Small classes, big impact: Building meaningful connections

Jan 10, 2025

By Juliana, 1st-year Corpus Christi College student

“Students are a name and not a number” isn’t just a saying here. It’s really true. Each one of my professors knows my name and this is something not every post-secondary student gets to say. The smaller classes have helped my education and relationship-building with classmates and professors much more than I could have ever anticipated.

The power of personalized attention in small classes

It is much easier for a professor to get to know a student and their learning needs in a small class than in a class of hundreds of students. Some of my courses, such as my ENGL 100 class, have a maximum of only 25 students per class—on purpose. Our professor can take the time to thoroughly mark essays and papers and give constructive feedback for the sections we need to work on much more personally than a professor who marks an assignment and has no idea who the student is.

As a semester is usually around four months and sometimes less, there is barely any time for professors to learn what each student already knows and needs to know further.

In my three classes of 25 students, I feel like I have the close relationship I had with my high school teachers with my professors, as each of them knows what I need.

Enhanced student-professor interactions

As a first-year student, it is truly a gift to talk to my professors so easily. Comparing my experiences to my friends who go to UBC or SFU, it isn’t always easy to ask specific questions in class when there are 200+ students. In a class of fifty or fewer, it is so much simpler to interact with professors, and they are more lenient with questions because there are so few of us. We sometimes even get called on!

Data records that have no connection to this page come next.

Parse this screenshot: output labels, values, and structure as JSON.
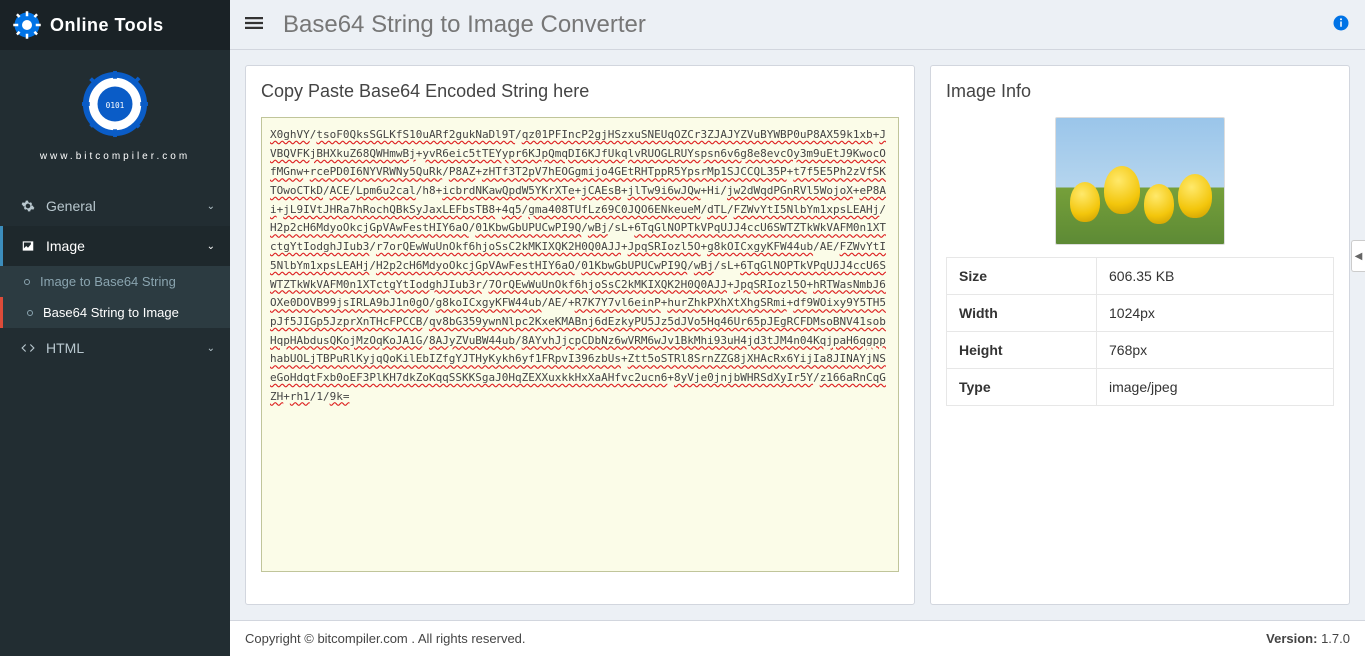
{
  "brand": "Online Tools",
  "site_url": "www.bitcompiler.com",
  "page_title": "Base64 String to Image Converter",
  "sidebar": {
    "items": [
      {
        "label": "General",
        "icon": "gear-icon"
      },
      {
        "label": "Image",
        "icon": "image-icon"
      },
      {
        "label": "HTML",
        "icon": "code-icon"
      }
    ],
    "image_children": [
      {
        "label": "Image to Base64 String"
      },
      {
        "label": "Base64 String to Image"
      }
    ]
  },
  "left_panel": {
    "title": "Copy Paste Base64 Encoded String here",
    "value": "X0ghVY/tsoF0QksSGLKfS10uARf2gukNaDl9T/qz01PFIncP2gjHSzxuSNEUqOZCr3ZJAJYZVuBYWBP0uP8AX59k1xb+JVBQVFKjBHXkuZ68QWHmwBj+yvR6eic5tTEYypr6KJpQmqDI6KJfUkqlvRUOGLRUYspsn6v6g8e8evcOy3m9uEtJ9KwocOfMGnw+rcePD0I6NYVRWNy5QuRk/P8AZ+zHTf3T2pV7hEOGgmijo4GEtRHTppR5YpsrMp1SJCCQL35P+t7f5E5Ph2zVfSKTOwoCTkD/ACE/Lpm6u2cal/h8+icbrdNKawQpdW5YKrXTe+jCAEsB+jlTw9i6wJQw+Hi/jw2dWqdPGnRVl5WojoX+eP8Ai+jL9IVtJHRa7hRochQBkSyJaxLEFbsTB8+4q5/gma408TUfLz69C0JQO6ENkeueM/dTL/FZWvYtI5NlbYm1xpsLEAHj/H2p2cH6MdyoOkcjGpVAwFestHIY6aO/01KbwGbUPUCwPI9Q/wBj/sL+6TqGlNOPTkVPqUJJ4ccU6SWTZTkWkVAFM0n1XTctgYtIodghJIub3/r7orQEwWuUnOkf6hjoSsC2kMKIXQK2H0Q0AJJ+JpqSRIozl5O+g8kOICxgyKFW44ub/AE/FZWvYtI5NlbYm1xpsLEAHj/H2p2cH6MdyoOkcjGpVAwFestHIY6aO/01KbwGbUPUCwPI9Q/wBj/sL+6TqGlNOPTkVPqUJJ4ccU6SWTZTkWkVAFM0n1XTctgYtIodghJIub3r/7OrQEwWuUnOkf6hjoSsC2kMKIXQK2H0Q0AJJ+JpqSRIozl5O+hRTWasNmbJ6OXe0DOVB99jsIRLA9bJ1n0gO/g8koICxgyKFW44ub/AE/+R7K7Y7vl6einP+hurZhkPXhXtXhgSRmi+df9WOixy9Y5TH5pJf5JIGp5JzprXnTHcFPCCB/qv8bG359ywnNlpc2KxeKMABnj6dEzkyPU5Jz5dJVo5Hq46Ur65pJEgRCFDMsoBNV41sobHqpHAbdusQKojMzOqKoJA1G/8AJyZVuBW44ub/8AYvhJjcpCDbNz6wVRM6wJv1BkMhi93uH4jd3tJM4n04KqjpaH6qgpphabUOLjTBPuRlKyjqQoKilEbIZfgYJTHyKykh6yf1FRpvI396zbUs+Ztt5oSTRl8SrnZZG8jXHAcRx6YijIa8JINAYjNSeGoHdqtFxb0oEF3PlKH7dkZoKqqSSKKSgaJ0HqZEXXuxkkHxXaAHfvc2ucn6+8yVje0jnjbWHRSdXyIr5Y/z166aRnCqGZH+rh1/1/9k="
  },
  "right_panel": {
    "title": "Image Info",
    "rows": [
      {
        "k": "Size",
        "v": "606.35 KB"
      },
      {
        "k": "Width",
        "v": "1024px"
      },
      {
        "k": "Height",
        "v": "768px"
      },
      {
        "k": "Type",
        "v": "image/jpeg"
      }
    ]
  },
  "footer": {
    "copyright": "Copyright © bitcompiler.com . All rights reserved.",
    "version_label": "Version:",
    "version": "1.7.0"
  }
}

With professors knowing our names, I would have thought being called on in high school was scary, but in college, it shows they know me as a person and they want to hear what I have to say.

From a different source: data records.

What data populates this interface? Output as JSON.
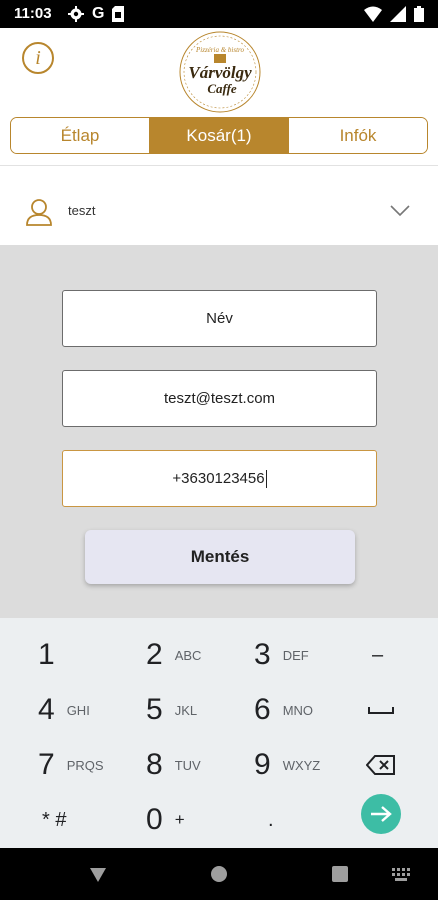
{
  "status_bar": {
    "time": "11:03",
    "left_icons": [
      "gear-icon",
      "google-g-icon",
      "sim-card-icon"
    ],
    "right_icons": [
      "wifi-icon",
      "signal-icon",
      "battery-icon"
    ]
  },
  "header": {
    "logo_icon": "varvolgy-caffe-logo",
    "logo_top": "Pizzéria & bistro",
    "logo_main": "Várvölgy",
    "logo_sub": "Caffe",
    "info_icon": "i"
  },
  "tabs": [
    {
      "label": "Étlap",
      "active": false
    },
    {
      "label": "Kosár(1)",
      "active": true
    },
    {
      "label": "Infók",
      "active": false
    }
  ],
  "user": {
    "name": "teszt"
  },
  "form": {
    "name_value": "Név",
    "email_value": "teszt@teszt.com",
    "phone_value": "+3630123456",
    "save_label": "Mentés"
  },
  "keyboard": {
    "rows": [
      [
        {
          "num": "1",
          "letters": ""
        },
        {
          "num": "2",
          "letters": "ABC"
        },
        {
          "num": "3",
          "letters": "DEF"
        },
        {
          "sym": "–"
        }
      ],
      [
        {
          "num": "4",
          "letters": "GHI"
        },
        {
          "num": "5",
          "letters": "JKL"
        },
        {
          "num": "6",
          "letters": "MNO"
        },
        {
          "sym": "space"
        }
      ],
      [
        {
          "num": "7",
          "letters": "PRQS"
        },
        {
          "num": "8",
          "letters": "TUV"
        },
        {
          "num": "9",
          "letters": "WXYZ"
        },
        {
          "sym": "backspace"
        }
      ],
      [
        {
          "sym": "* #"
        },
        {
          "num": "0",
          "letters": "+"
        },
        {
          "sym": "."
        },
        {
          "sym": "go"
        }
      ]
    ]
  },
  "colors": {
    "accent": "#b8862d",
    "form_bg": "#dcdcdc",
    "go_button": "#3dbda5"
  }
}
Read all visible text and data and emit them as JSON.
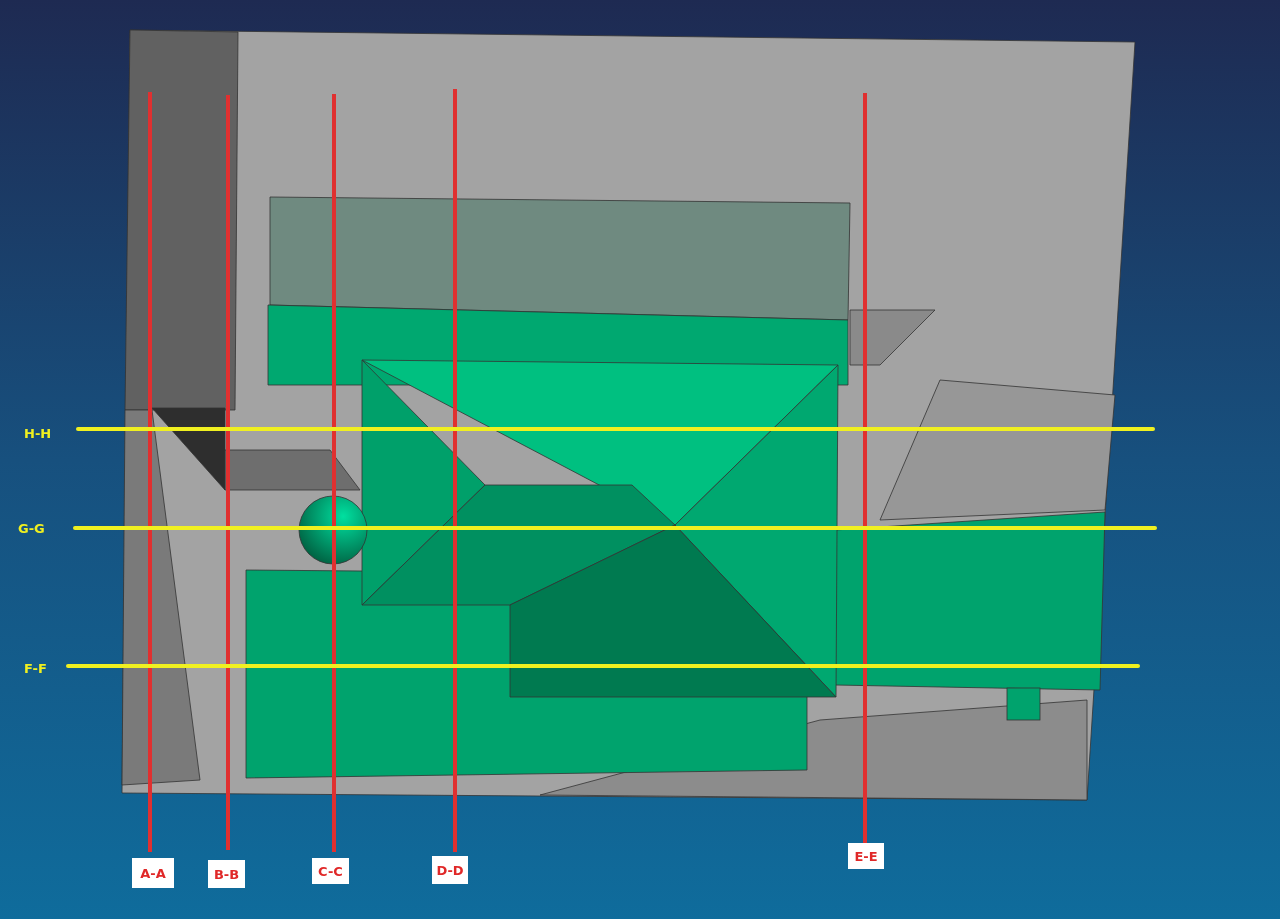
{
  "vertical_sections": [
    {
      "label": "A-A"
    },
    {
      "label": "B-B"
    },
    {
      "label": "C-C"
    },
    {
      "label": "D-D"
    },
    {
      "label": "E-E"
    }
  ],
  "horizontal_sections": [
    {
      "label": "H-H"
    },
    {
      "label": "G-G"
    },
    {
      "label": "F-F"
    }
  ]
}
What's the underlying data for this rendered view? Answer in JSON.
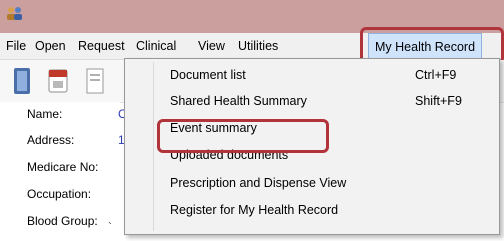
{
  "menubar": {
    "items": [
      "File",
      "Open",
      "Request",
      "Clinical",
      "View",
      "Utilities",
      "My Health Record"
    ]
  },
  "dropdown": {
    "items": [
      {
        "label": "Document list",
        "shortcut": "Ctrl+F9"
      },
      {
        "label": "Shared Health Summary",
        "shortcut": "Shift+F9"
      },
      {
        "label": "Event summary",
        "shortcut": ""
      },
      {
        "label": "Uploaded documents",
        "shortcut": ""
      },
      {
        "label": "Prescription and Dispense View",
        "shortcut": ""
      },
      {
        "label": "Register for My Health Record",
        "shortcut": ""
      }
    ]
  },
  "patient": {
    "labels": [
      "Name:",
      "Address:",
      "Medicare No:",
      "Occupation:",
      "Blood Group:"
    ],
    "name_value_fragment": "C",
    "address_value_fragment": "1"
  },
  "edge_mark": "`",
  "icons": [
    "app-icon",
    "book-icon",
    "calendar-icon",
    "document-icon"
  ],
  "colors": {
    "titlebar": "#cc9f9f",
    "highlight": "#b1343b",
    "active_menu": "#cfe3fb",
    "value_text": "#2b3bb5"
  }
}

Sometimes the students speak more than the professors. My philosophy and psychology classes have been great doors to discussions about terms or topics we don’t understand. I understand the information clearly because I can participate in a dialogue with my small number of classmates and professor.

Building stronger connections with classmates

I am not exaggerating when I say I made about 15 friends the first two weeks of school. Even better, I’ve gotten to know them really well and we have gotten so close in our classes that we hung out outside of school within the first month.

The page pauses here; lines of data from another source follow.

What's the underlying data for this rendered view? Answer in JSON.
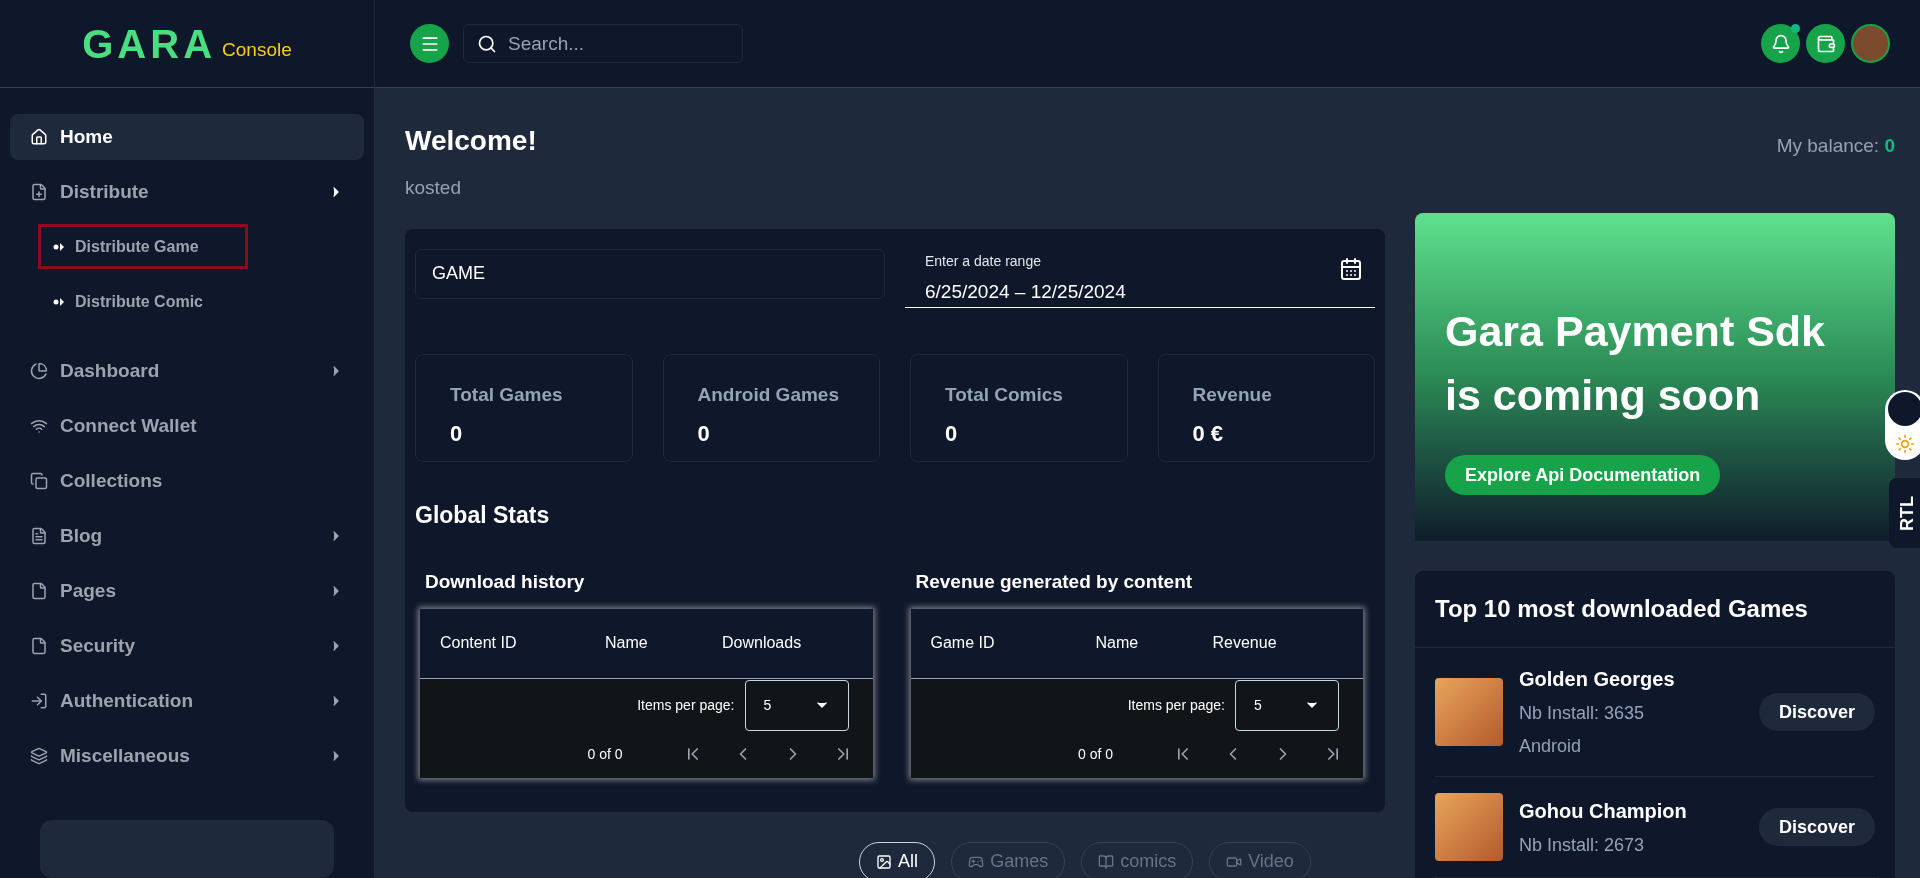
{
  "logo": {
    "text": "GARA",
    "suffix": "Console"
  },
  "sidebar": {
    "items": [
      {
        "label": "Home",
        "kind": "link",
        "selected": true
      },
      {
        "label": "Distribute",
        "kind": "submenu",
        "selected": false,
        "expanded": true,
        "children": [
          {
            "label": "Distribute Game",
            "selected": true
          },
          {
            "label": "Distribute Comic",
            "selected": false
          }
        ]
      },
      {
        "label": "Dashboard",
        "kind": "submenu",
        "selected": false,
        "expanded": false
      },
      {
        "label": "Connect Wallet",
        "kind": "link",
        "selected": false
      },
      {
        "label": "Collections",
        "kind": "link",
        "selected": false
      },
      {
        "label": "Blog",
        "kind": "submenu",
        "selected": false,
        "expanded": false
      },
      {
        "label": "Pages",
        "kind": "submenu",
        "selected": false,
        "expanded": false
      },
      {
        "label": "Security",
        "kind": "submenu",
        "selected": false,
        "expanded": false
      },
      {
        "label": "Authentication",
        "kind": "submenu",
        "selected": false,
        "expanded": false
      },
      {
        "label": "Miscellaneous",
        "kind": "submenu",
        "selected": false,
        "expanded": false
      }
    ]
  },
  "header": {
    "search": {
      "placeholder": "Search..."
    },
    "notification_dot": true
  },
  "welcome": {
    "title": "Welcome!",
    "user": "kosted",
    "balance_label": "My balance:",
    "balance_value": "0"
  },
  "filters": {
    "type_value": "GAME",
    "date_label": "Enter a date range",
    "date_value": "6/25/2024 – 12/25/2024"
  },
  "stats": [
    {
      "label": "Total Games",
      "value": "0"
    },
    {
      "label": "Android Games",
      "value": "0"
    },
    {
      "label": "Total Comics",
      "value": "0"
    },
    {
      "label": "Revenue",
      "value": "0 €"
    }
  ],
  "global_stats_title": "Global Stats",
  "tables": [
    {
      "title": "Download history",
      "columns": [
        "Content ID",
        "Name",
        "Downloads"
      ],
      "items_per_page_label": "Items per page:",
      "items_per_page": "5",
      "range": "0 of 0"
    },
    {
      "title": "Revenue generated by content",
      "columns": [
        "Game ID",
        "Name",
        "Revenue"
      ],
      "items_per_page_label": "Items per page:",
      "items_per_page": "5",
      "range": "0 of 0"
    }
  ],
  "filter_tabs": [
    {
      "label": "All",
      "selected": true
    },
    {
      "label": "Games",
      "selected": false
    },
    {
      "label": "comics",
      "selected": false
    },
    {
      "label": "Video",
      "selected": false
    }
  ],
  "promo": {
    "title": "Gara Payment Sdk is coming soon",
    "button": "Explore Api Documentation"
  },
  "side_toggles": {
    "rtl": "RTL",
    "dark_mode": true
  },
  "top_games": {
    "title": "Top 10 most downloaded Games",
    "items": [
      {
        "name": "Golden Georges",
        "installs": "Nb Install: 3635",
        "platform": "Android",
        "button": "Discover"
      },
      {
        "name": "Gohou Champion",
        "installs": "Nb Install: 2673",
        "button": "Discover"
      }
    ]
  }
}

This experience, sadly, many first-year students do not get to relate to. Some students are able to make close relationships still in bigger classes but it’s not always easy for everyone. It’s really hard to make friends and connect to classmates on a deep level when there are hundreds in a room and even more if the whole campus has thousands of students.

As Corpus Christi is only a first and second-year school, students are usually quite close in age. That added to the fact that classes are so small makes it very easy to get to know people well within such a short span of time.

The best of both worlds

Even though Corpus Christi is its own school, we still are on the UBC Campus. We have the benefit of smaller classes but are still able to go to and from UBC whenever we don’t have class and explore the restaurants, recreation buildings, study areas, etc.

I honestly feel that I could not have chosen a better school to transition from high school to university. A tight-knit, caring, community is what everyone needs in a first-year university.

Wherever one finds it, I feel fortunate that mine is at the core of my whole institution.